Bayesian statistics takes a model or set of models, specifies a set of prior probabilities for each model and then calculated the posterior probabilities for the models. A Bayesian analysis essentially asks, “given what I already know, is there anything in these data that will change what I think?” Thus, a Bayesian analysis is influenced by your prior beliefs or knowledge about validity of an hypothesis. There is some considerable justification for including prior information in a statistical test. However, if your prior belief is wrong, how much data is needed to expunge that prior belief? I prefer each test to be independent of what has been done before. If one has a series of independent tests that all point to the same conclusion, is that not a more rigorous analysis of an hypothesis, than a series of coupled and therefore dependent tests where the results of one test define the starting point of the next? Moreover, the posterior probabilities are used only to rank the models included in the analysis.
Model selection approaches take a different approach. With model selection the analyst defines the collection of possible models to be evaluated, and then asks which is most consistent with the data being analyzed. This consistency is typically evaluated using some statistic such as the Akaike information criterion (AIC). The AIC does not provide a “goodness of fit” for each model, but rather simply a comparative statistic among models. Thus, what the analyst is essentially calculating are the parameters of the model with the best AIC score. In essence, the analyst is asking “assuming that I’m right, what are the parameters of the model that are most consistent with the data I have?”
My main problem with current model selection and Bayesian techniques are that they have no way of actually evaluating “goodness-of-fit”. There will always be a “best” model or set of “best” models from among the models included in the selection analysis. However, the “best” model may not be a good model. Thus, the possibility of rejecting all models being considered is not in the cards.

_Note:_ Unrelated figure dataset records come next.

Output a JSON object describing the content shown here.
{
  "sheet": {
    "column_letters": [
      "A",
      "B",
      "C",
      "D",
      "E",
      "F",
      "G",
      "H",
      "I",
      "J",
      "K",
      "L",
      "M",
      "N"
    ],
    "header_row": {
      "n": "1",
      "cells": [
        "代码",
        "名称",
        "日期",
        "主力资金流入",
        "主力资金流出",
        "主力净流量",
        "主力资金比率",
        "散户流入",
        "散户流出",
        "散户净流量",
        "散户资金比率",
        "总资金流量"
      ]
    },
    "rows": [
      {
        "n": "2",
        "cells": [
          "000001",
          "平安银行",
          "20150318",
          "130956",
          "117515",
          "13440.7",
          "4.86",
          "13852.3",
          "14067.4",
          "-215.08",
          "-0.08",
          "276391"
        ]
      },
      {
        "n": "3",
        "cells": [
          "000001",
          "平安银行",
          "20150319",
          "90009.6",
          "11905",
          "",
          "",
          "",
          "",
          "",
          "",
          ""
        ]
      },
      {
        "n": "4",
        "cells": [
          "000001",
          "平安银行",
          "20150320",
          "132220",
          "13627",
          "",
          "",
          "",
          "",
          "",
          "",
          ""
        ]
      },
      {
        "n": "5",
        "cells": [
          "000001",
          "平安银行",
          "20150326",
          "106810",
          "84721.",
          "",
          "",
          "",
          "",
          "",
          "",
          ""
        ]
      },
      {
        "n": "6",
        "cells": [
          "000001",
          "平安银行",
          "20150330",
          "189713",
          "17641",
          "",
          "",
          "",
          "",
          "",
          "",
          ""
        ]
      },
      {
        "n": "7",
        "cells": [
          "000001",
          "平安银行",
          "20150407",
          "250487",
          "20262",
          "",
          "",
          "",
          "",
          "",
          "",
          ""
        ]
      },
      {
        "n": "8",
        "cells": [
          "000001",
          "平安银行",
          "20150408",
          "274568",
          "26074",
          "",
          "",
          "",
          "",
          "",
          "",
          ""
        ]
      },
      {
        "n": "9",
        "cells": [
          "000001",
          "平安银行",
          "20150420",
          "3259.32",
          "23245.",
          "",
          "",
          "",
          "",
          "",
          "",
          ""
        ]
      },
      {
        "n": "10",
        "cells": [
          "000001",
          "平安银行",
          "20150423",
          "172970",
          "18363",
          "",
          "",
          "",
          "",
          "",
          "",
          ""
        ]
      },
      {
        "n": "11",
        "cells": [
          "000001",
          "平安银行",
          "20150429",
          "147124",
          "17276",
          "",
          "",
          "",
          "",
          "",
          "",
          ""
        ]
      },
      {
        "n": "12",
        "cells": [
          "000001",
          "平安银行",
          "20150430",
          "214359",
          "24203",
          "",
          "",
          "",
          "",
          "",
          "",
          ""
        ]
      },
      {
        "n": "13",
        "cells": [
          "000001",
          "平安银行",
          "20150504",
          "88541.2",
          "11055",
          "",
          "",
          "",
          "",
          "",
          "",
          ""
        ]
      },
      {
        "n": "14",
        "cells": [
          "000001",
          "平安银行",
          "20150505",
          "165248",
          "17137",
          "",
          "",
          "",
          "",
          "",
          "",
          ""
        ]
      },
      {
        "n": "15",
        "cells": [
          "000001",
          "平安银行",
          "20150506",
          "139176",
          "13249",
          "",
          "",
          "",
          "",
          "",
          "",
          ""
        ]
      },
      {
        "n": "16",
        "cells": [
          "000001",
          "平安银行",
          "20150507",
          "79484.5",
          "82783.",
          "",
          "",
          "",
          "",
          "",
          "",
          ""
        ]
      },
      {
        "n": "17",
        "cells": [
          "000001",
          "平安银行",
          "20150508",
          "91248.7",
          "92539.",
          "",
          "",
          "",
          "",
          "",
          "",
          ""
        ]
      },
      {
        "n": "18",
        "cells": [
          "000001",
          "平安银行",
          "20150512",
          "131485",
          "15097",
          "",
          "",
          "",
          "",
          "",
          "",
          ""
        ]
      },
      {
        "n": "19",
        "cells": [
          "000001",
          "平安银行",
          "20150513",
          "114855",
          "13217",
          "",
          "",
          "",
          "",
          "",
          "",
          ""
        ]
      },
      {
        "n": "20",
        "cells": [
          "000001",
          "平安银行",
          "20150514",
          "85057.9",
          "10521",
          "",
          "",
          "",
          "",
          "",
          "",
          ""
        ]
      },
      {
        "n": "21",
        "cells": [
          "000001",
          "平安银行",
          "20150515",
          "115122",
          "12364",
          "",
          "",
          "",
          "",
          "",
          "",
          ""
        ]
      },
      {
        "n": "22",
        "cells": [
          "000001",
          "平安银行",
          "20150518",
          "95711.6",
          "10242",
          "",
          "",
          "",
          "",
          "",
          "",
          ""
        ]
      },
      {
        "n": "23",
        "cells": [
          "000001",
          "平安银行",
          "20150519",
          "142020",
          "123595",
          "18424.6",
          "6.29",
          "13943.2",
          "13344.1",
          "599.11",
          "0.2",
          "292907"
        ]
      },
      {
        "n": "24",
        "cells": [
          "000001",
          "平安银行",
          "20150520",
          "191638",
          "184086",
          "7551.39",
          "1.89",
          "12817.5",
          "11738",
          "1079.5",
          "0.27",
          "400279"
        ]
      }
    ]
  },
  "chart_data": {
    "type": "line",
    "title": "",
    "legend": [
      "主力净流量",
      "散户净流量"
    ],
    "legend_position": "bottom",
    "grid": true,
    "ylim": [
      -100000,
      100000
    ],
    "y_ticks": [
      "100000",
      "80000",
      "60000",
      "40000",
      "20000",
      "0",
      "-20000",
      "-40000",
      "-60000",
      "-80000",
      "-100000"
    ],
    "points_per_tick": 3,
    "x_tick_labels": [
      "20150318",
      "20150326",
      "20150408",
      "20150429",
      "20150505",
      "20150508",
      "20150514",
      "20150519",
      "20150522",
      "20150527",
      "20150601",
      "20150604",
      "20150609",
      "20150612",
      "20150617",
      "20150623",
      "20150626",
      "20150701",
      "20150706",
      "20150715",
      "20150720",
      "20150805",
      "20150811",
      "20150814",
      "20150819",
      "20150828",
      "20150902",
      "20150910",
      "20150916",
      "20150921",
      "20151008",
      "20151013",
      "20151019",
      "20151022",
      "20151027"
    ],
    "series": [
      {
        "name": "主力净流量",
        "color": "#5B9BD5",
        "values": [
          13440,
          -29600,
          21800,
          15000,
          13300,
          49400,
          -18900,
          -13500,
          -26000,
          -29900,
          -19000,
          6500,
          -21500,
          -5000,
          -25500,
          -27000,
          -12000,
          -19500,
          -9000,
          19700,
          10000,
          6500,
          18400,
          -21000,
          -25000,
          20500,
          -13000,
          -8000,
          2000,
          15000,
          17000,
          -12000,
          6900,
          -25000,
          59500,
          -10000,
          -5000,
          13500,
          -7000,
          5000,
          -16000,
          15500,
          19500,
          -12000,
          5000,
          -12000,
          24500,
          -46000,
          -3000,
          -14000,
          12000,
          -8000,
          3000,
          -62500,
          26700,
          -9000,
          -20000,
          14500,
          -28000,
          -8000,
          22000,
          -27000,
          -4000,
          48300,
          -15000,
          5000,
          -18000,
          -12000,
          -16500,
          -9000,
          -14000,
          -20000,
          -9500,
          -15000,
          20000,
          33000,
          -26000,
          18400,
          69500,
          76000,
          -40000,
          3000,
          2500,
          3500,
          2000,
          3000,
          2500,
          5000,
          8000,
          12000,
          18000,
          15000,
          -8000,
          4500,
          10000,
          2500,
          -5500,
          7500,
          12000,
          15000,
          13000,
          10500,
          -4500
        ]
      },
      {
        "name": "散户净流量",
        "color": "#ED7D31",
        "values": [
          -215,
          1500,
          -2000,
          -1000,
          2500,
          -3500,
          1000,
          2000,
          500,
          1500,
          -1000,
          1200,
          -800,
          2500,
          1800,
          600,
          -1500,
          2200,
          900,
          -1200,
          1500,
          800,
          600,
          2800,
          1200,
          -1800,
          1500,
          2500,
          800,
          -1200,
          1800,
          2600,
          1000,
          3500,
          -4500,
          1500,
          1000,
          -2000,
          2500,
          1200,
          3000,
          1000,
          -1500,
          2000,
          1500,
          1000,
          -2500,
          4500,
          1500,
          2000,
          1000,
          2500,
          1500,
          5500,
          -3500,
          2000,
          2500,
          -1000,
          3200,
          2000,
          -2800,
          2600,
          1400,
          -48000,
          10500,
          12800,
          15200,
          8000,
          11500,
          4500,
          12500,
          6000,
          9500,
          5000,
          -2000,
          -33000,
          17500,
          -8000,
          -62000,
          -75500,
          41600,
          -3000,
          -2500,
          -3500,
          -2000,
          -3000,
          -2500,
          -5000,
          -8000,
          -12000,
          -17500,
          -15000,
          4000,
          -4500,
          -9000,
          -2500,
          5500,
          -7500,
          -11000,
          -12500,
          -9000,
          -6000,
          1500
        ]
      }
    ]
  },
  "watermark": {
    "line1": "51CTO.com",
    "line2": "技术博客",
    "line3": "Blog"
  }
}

The techniques that are currently not in vogue are the oldest statistical methods – typically called “frequentist” methods, because they involve frequencies. Frequentist methods are those that eventually result in the dreaded P-value. The P-value is a statistical statement about the probability of being wrong about rejecting the null hypothesis (i.e., type I statistical error). The frequentist analyst is asking, “given my hypothesis, can I find support for it here?” And the frequentist approach is a model fitting approach if done correctly. However, a frequentist analysis can also reject, and it can lead the analysis to the conclusion that none of the possible models being considered has any support!! In other words, one can decide that what one thinks is actually wrong!! This critical conclusion is not a possibility in a Bayesian or model selection analysis.
Which brings me back to my original premise in this post. Statistics is about moral philosophy and the way one sees the world. Admitting that what you think is wrong has to be part of any good scientist’s thinking. Thus, the statistical analyses we use to evaluate hypotheses need to have “I’m wrong” as a clear and essential possible conclusion. Many problems exist with the use and interpretation of P-values in frequentist approaches to be sure. However, the essential feature of frequentist approaches that are completely lacking from other types of analyses is the possibility of “I’m wrong” as a conclusion.